The frontend sends the received authorization code together with the plain code verifier via the secure back channel to the STS. This verifies it against the code challenge stored together with the used authorization code by hashing and comparing it. If this verification was successful the STS respond the access token and the frontend can use the API.
You may ask why there is no refresh token? Same reason why there are no client credentials! With a refresh token you may extend the lifetime of an access token forever without any user interaction. So it is too risky storing it in an unsafe environment like a single page or mobile application. Also refresh tokens are only meant to be used in backends where no user interaction is possible.
Conclusion
- PKCE is not hard to use and most frameworks or libraries should have it included. So use it! It makes no harm.
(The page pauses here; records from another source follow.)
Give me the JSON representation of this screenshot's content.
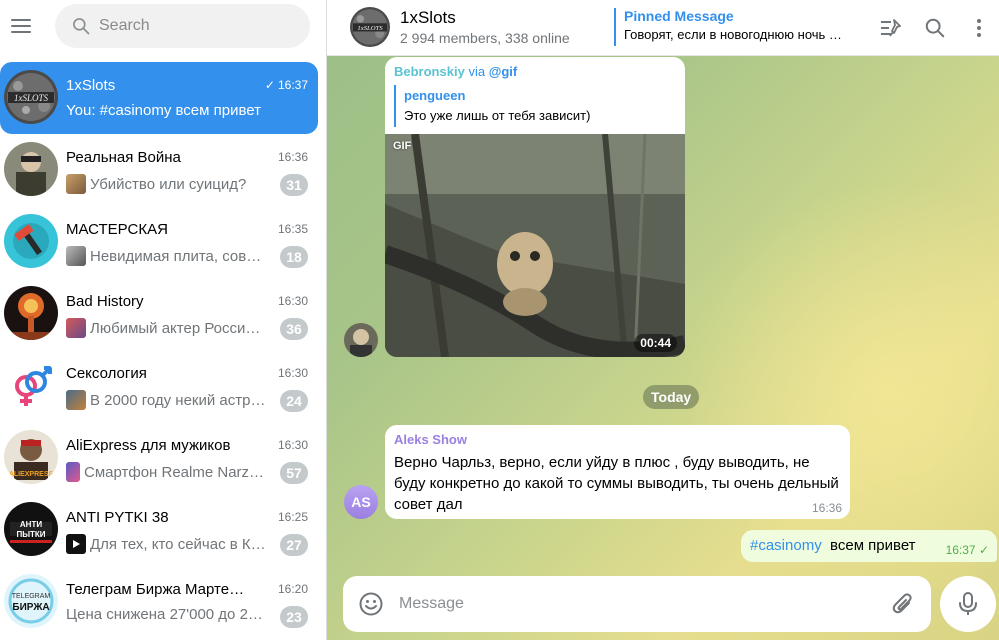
{
  "sidebar": {
    "search_placeholder": "Search",
    "chats": [
      {
        "title": "1xSlots",
        "time": "16:37",
        "preview": "You: #casinomy всем привет",
        "active": true,
        "read_check": "✓"
      },
      {
        "title": "Реальная Война",
        "time": "16:36",
        "preview": "Убийство или суицид?",
        "unread": "31"
      },
      {
        "title": "МАСТЕРСКАЯ",
        "time": "16:35",
        "preview": "Невидимая плита, сов…",
        "unread": "18"
      },
      {
        "title": "Bad History",
        "time": "16:30",
        "preview": "Любимый актер Росси…",
        "unread": "36"
      },
      {
        "title": "Сексология",
        "time": "16:30",
        "preview": "В 2000 году некий астр…",
        "unread": "24"
      },
      {
        "title": "AliExpress для мужиков",
        "time": "16:30",
        "preview": "Смартфон Realme Narz…",
        "unread": "57"
      },
      {
        "title": "ANTI PYTKI 38",
        "time": "16:25",
        "preview": "Для тех, кто сейчас в К…",
        "unread": "27"
      },
      {
        "title": "Телеграм Биржа Марте…",
        "time": "16:20",
        "preview": "Цена снижена 27'000 до 2…",
        "unread": "23"
      }
    ]
  },
  "header": {
    "title": "1xSlots",
    "subtitle": "2 994 members, 338 online",
    "pinned_title": "Pinned Message",
    "pinned_text": "Говорят, если в новогоднюю ночь …"
  },
  "messages": {
    "gif_msg": {
      "sender": "Bebronskiy",
      "via": "via",
      "bot": "@gif",
      "reply_name": "pengueen",
      "reply_text": "Это уже лишь от тебя зависит)",
      "gif_label": "GIF",
      "duration": "00:44"
    },
    "date_sep": "Today",
    "text_msg": {
      "sender": "Aleks Show",
      "avatar_initials": "AS",
      "body": "Верно Чарльз, верно, если уйду в плюс , буду выводить, не буду конкретно до какой то суммы выводить, ты очень дельный совет дал",
      "time": "16:36"
    },
    "out_msg": {
      "hashtag": "#casinomy",
      "text": "всем привет",
      "time": "16:37",
      "check": "✓"
    }
  },
  "composer": {
    "placeholder": "Message"
  },
  "colors": {
    "accent": "#3390ec",
    "badge": "#c4c9cc",
    "outgoing": "#effdde"
  }
}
You can also use it to secure traditional code flow with client credentials additionally.
- Some say that implicit flow is not less safe than it was ever and if suitable you can use it. I say no! And some others like Dr. Fett also say so, and he’s one of the dudes writing the RFCs. So he should know.
- Maybe you are confused because I used the terms frontend and backend alternating in the diagrams. This is to illustrate “where” the OAuth 2.0 client resides. The backend is something secured in a datacenter. Frontend is something at an insecure place like a browser or mobile device, but both are OAuth 2.0 clients.